Comment: When your this age finding a mate is much harder, few good ones to chose from. I met the man I thought was perfect for me, on line. We saw each other for one week (yes we had sex)when he called and told me he had just ended a 7 month relationship only two months prior and felt he still needed more time. OK So I told him I had felt we had potential, was sorry that he felt that way, respected his wish, never called or tried to contact him.
One week later he texts and calls and asks me if I could help him with a gardening project (my main hobby) and could he buy me dinner. I agreed, we start seeing each other. Taking weekend romantic trips, spending most days and each weekend together. Doing projects around his house to make it more homey for him. He was at my house or me at his 90% of our off working hours. We laughed together to the point of tears, often. Spoke the love words, even talked about me renting my home and moving in with him. Then bammmmmm! He drops the I just want to be friends line on me. Say’s we’ll be life long friends. What gives?
What gives is that it became too close to an actual relationship so he bailed. The first sign that this was going to happen was that he came back to you just one week after telling you he wasn’t ready to date anyone. He did what a lot of people do and he took the whole “dating” thing off the table, thereby removing the pressure and obligation. As long as things stayed that way, simple and uncomplicated and undefined, things would be fine. But if you started to appear to be applying pressure or developing expectations in any way, this guy was going to bail.
Spoke the love words, even talked about me renting my home and moving in with him.
Okay.Something had to happen between this and when he gave you the boot. I’m not suggesting it’s something you did. My guess is that the topic got brought up in passing, off hand. It was just something to say because it felt right in the moment. Or it was a response to something you said and you heard what you wanted to hear. Whatever the case, you brought it up again, demonstrating to him that he possible locked himself in to something. So he bailed.
This guy was never going to stick around long term. Not in the capacity that you wanted. Like I said above, as long as things were easy to manage and involved little actual commitment, he stuck around.
The other red flag was his claim to still be grieving his 7 month relationship. Really? He got past all that residual stuff in a week? A couple months, maybe. But a week? Any time a man tells you upfront that he’s “just gotten out of something” avoid him. You don’t want to be anyone’s first post-breakup anything. That situation is fraught with all kinds of landmines. Online dating sites seem to be filled with men “just” out of a relationship or “dipping their toe back in to the dating pool.” Avoid, avoid, avoid. They are too beaten up and/or too caught up in the novelty of the whole online dating process to be available enough for a substantive relationship. Just looking to casual date someone? then give’ em a whirl. But if you are someone who only wants a long-term relationship, these people are not for you.

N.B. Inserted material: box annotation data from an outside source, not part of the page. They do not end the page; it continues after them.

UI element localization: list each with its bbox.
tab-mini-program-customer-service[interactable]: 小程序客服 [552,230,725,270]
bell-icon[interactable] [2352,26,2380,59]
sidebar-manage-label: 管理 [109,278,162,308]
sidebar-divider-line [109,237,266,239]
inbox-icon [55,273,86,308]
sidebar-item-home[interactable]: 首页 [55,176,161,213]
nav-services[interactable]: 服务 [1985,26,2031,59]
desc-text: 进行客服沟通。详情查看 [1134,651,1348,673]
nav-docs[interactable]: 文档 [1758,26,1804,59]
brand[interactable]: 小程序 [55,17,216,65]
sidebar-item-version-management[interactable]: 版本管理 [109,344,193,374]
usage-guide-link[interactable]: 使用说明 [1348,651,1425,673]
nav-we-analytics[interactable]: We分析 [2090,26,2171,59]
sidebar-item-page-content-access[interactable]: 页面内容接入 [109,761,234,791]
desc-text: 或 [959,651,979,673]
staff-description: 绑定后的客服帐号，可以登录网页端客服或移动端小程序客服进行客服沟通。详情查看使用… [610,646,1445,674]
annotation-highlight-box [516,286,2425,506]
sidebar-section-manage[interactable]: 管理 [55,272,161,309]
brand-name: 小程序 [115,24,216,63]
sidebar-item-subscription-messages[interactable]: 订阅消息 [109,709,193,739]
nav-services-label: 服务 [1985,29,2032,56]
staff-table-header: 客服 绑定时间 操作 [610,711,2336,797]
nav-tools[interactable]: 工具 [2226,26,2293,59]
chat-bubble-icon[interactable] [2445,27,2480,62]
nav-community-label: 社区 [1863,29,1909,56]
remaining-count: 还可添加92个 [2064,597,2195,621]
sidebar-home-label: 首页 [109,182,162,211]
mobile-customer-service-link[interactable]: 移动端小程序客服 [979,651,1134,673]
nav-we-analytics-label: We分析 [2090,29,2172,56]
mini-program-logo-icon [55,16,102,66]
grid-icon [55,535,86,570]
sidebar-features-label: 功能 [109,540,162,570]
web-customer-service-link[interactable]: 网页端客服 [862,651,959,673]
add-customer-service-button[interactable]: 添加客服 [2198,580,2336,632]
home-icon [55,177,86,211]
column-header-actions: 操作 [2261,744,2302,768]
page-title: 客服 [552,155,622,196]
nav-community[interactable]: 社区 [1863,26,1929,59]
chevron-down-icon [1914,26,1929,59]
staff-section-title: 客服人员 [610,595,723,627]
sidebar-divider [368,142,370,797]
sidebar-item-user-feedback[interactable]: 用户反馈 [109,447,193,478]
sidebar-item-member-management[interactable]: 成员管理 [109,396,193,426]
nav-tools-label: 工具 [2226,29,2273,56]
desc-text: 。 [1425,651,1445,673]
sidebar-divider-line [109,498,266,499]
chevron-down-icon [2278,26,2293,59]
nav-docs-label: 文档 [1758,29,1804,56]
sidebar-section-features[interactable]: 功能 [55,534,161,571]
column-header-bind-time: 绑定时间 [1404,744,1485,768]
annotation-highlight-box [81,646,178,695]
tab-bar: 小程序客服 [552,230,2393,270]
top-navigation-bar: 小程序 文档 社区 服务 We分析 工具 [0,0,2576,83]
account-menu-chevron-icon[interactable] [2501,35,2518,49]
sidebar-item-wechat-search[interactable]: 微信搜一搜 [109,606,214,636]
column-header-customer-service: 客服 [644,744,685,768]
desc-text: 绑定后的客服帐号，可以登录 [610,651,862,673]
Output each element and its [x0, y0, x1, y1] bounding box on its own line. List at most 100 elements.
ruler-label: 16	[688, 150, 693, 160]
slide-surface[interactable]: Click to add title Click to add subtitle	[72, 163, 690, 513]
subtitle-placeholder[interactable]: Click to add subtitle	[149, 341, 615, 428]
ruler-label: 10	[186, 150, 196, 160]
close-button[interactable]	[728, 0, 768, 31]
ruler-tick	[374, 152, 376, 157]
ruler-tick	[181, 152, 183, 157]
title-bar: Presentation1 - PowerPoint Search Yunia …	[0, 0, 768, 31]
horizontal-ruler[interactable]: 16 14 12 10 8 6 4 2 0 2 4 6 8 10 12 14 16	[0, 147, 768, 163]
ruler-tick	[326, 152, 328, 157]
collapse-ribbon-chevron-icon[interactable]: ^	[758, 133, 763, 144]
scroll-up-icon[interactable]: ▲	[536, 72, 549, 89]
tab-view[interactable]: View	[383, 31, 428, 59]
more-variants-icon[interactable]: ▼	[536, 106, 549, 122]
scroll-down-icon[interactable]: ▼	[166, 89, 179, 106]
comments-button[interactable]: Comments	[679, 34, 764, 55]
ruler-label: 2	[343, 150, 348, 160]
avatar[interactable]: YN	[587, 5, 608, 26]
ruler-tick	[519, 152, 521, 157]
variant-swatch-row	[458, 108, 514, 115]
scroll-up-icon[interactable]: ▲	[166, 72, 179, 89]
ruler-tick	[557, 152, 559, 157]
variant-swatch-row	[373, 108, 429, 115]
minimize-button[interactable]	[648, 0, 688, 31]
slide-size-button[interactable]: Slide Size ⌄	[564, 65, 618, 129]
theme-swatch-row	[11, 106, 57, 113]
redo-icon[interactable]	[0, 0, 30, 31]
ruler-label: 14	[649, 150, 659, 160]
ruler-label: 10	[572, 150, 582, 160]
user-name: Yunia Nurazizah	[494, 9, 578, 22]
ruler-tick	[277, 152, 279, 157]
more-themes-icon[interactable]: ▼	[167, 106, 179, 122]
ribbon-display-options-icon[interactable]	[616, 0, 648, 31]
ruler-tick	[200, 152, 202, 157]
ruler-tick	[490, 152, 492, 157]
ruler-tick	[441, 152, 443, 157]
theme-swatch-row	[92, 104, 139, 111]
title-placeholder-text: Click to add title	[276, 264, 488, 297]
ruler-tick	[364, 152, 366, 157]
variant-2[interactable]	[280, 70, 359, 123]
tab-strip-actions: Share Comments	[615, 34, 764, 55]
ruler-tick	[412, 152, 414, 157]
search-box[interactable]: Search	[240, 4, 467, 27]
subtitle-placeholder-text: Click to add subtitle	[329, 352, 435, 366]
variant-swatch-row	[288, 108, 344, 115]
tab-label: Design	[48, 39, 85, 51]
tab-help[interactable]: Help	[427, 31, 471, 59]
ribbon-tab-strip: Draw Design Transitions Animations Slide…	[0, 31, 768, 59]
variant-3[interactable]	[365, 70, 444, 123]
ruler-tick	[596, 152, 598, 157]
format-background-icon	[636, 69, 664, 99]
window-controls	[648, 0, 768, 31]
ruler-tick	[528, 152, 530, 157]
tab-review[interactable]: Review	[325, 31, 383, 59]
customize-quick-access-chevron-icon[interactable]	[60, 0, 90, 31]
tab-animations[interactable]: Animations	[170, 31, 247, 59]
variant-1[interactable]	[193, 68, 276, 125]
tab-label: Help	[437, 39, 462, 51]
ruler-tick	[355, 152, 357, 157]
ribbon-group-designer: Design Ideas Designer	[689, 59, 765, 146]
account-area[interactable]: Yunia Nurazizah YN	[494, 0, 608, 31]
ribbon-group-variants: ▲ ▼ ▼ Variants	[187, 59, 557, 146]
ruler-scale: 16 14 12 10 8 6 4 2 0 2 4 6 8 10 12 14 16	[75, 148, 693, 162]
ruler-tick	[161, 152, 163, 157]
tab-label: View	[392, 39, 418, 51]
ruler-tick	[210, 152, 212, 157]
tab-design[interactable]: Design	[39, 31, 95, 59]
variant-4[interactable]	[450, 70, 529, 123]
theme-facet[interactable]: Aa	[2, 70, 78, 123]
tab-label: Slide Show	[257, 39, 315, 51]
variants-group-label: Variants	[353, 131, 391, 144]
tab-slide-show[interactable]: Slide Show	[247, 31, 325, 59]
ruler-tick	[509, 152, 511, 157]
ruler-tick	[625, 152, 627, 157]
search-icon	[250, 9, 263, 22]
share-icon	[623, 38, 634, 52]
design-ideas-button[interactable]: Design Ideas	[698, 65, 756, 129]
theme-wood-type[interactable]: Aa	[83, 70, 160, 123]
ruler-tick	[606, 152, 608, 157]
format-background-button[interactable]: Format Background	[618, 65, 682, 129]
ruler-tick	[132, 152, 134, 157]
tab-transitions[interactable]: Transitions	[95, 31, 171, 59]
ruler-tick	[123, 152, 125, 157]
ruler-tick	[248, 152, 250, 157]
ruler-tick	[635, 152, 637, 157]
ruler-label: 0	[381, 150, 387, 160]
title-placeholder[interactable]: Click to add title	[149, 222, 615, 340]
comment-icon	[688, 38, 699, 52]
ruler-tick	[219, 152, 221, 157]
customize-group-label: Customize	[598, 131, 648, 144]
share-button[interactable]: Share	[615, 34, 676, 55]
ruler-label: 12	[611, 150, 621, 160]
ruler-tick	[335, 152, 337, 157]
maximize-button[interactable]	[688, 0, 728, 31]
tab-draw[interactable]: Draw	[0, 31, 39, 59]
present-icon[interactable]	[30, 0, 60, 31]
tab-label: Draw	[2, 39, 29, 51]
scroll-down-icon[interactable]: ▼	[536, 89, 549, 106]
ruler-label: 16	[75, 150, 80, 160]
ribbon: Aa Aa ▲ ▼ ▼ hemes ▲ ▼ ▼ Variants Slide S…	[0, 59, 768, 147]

Like we said the other night, usually when a man makes a decision to cut ties, it’s permanent. If he does come back and behaves in a way that is inconsistent to his reasons for ending things, be on red alert. He either left in order to change the rules and get rid of them. Or he left because he met someone else and it didn’t work out. Or because he had no other options and figured you’d do for now.
There’s a reason why he dated his ex for 7 months, I’ll bet. My guess is this guy does this all the time. He meets someone, defines his terms in some way, and as long as things stay open ended to some degree he stays in the relationship. But the minute things appear to be becoming too serious or defined, he moves on.
You were just one more stop on his travels.